Assuming zero carbohydrate intake, during the first 3 weeks of a ketogenic diet a protein
intake of ~150 grams per day should be sufficient to achieve nitrogen balance. Therefore,
regardless of bodyweight, the minimum amount of protein which should be consumed during the
initial three weeks of a ketogenic diet is 150 grams per day.
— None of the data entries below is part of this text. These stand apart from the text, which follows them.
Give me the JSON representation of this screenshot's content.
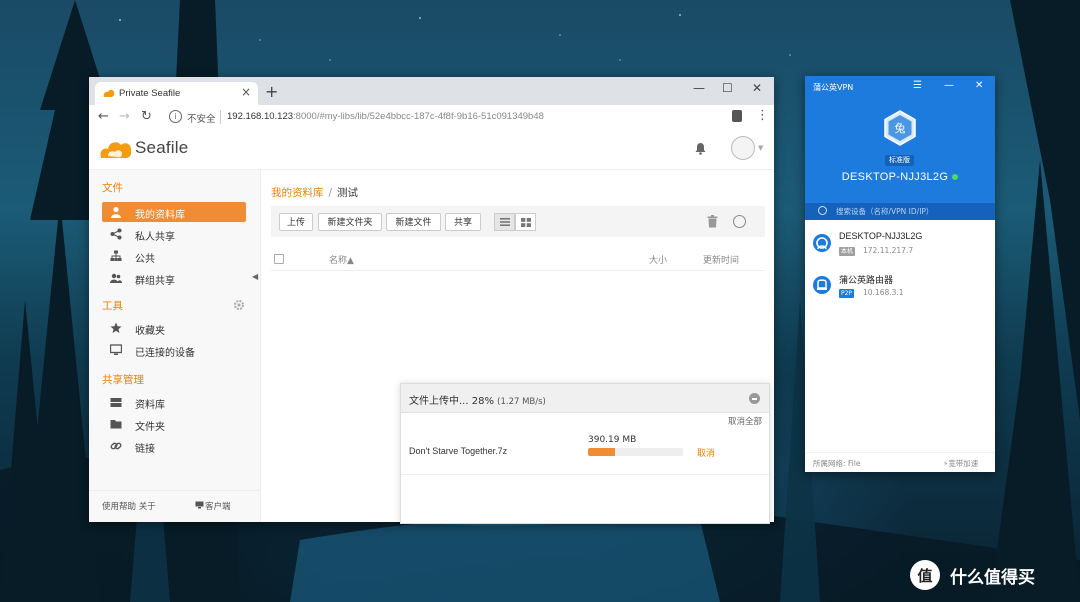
{
  "browser": {
    "tab_title": "Private Seafile",
    "tab_close": "×",
    "new_tab": "+",
    "win_min": "—",
    "win_max": "☐",
    "win_close": "✕",
    "insecure_label": "不安全",
    "url_host": "192.168.10.123",
    "url_rest": ":8000/#my-libs/lib/52e4bbcc-187c-4f8f-9b16-51c091349b48"
  },
  "seafile": {
    "logo_text": "Seafile",
    "sidebar": {
      "files_heading": "文件",
      "items_files": [
        {
          "label": "我的资料库",
          "active": true
        },
        {
          "label": "私人共享"
        },
        {
          "label": "公共"
        },
        {
          "label": "群组共享"
        }
      ],
      "tools_heading": "工具",
      "items_tools": [
        {
          "label": "收藏夹"
        },
        {
          "label": "已连接的设备"
        }
      ],
      "share_heading": "共享管理",
      "items_share": [
        {
          "label": "资料库"
        },
        {
          "label": "文件夹"
        },
        {
          "label": "链接"
        }
      ],
      "footer_left": "使用帮助  关于",
      "footer_right": "客户端"
    },
    "breadcrumb": {
      "root": "我的资料库",
      "sep": "/",
      "current": "测试"
    },
    "toolbar": {
      "upload": "上传",
      "new_folder": "新建文件夹",
      "new_file": "新建文件",
      "share": "共享"
    },
    "table_header": {
      "name": "名称▲",
      "size": "大小",
      "modified": "更新时间"
    }
  },
  "upload_panel": {
    "title": "文件上传中... 28%",
    "rate": "(1.27 MB/s)",
    "cancel_all": "取消全部",
    "file_name": "Don't Starve Together.7z",
    "file_size": "390.19 MB",
    "progress": 0.28,
    "cancel": "取消"
  },
  "vpn": {
    "title": "蒲公英VPN",
    "menu": "☰",
    "min": "—",
    "close": "✕",
    "avatar_char": "兔",
    "edition_badge": "标准版",
    "device_name": "DESKTOP-NJJ3L2G",
    "search_placeholder": "搜索设备（名称/VPN ID/IP）",
    "peers": [
      {
        "name": "DESKTOP-NJJ3L2G",
        "tag": "本机",
        "tag_color": "#a0a0a0",
        "ip": "172.11.217.7"
      },
      {
        "name": "蒲公英路由器",
        "tag": "P2P",
        "tag_color": "#1e7bde",
        "ip": "10.168.3.1"
      }
    ],
    "footer_left": "所属网络: File",
    "footer_right": "宽带加速",
    "accent": "#1e7bde"
  },
  "watermark": {
    "text": "什么值得买",
    "icon_char": "值"
  }
}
After 3 weeks of ketosis, as little as 50 grams of protein per day should provide enough
glucose to achieve nitrogen balance. The inclusion of exercise will increase protein requirements
and is discussed in chapter 9.
Carbohydrate intake
The consumption of carbohydrate will decrease dietary protein requirements since less
glucose will need to be made from protein breakdown. For example, if a person was consuming
125 grams of protein per day, this would produce 72 grams of glucose plus 18 more from the
breakdown of glycerol for a total of 90 grams of glucose. To avoid any nitrogen losses, this
individual could either consume 10 grams of carbohydrate per day or simply increase protein
intake to 150 grams per day.
Summary
Looking at the topic of protein sparing from a purely theoretical standpoint, a protein
intake of approximately 150 grams per day should be sufficient to prevent any nitrogen losses
during the first three weeks of a ketogenic diet. After this time period, as little as 50 grams of
protein should be necessary to prevent nitrogen losses. These values are examined by looking at
specific studies in the next section.
Section 3: Nitrogen sparing:
The studies
Having examined protein requirements from a theoretical standpoint, we can now see how
the values determined previously compare to the studies done on ketogenic diets at varying
calorie levels. Before examining some key studies, a discussion of nitrogen balance and how it is
determined is necessary. Additionally, some of the problems with nitrogen balance are discussed.
Protein losses and nitrogen balance
There are many methods of measuring protein losses during dieting and starvation (7).
Without exception all make assumptions and simplifications. From the standpoint of the
ketogenic diet, some methods are better than others, but none are perfect.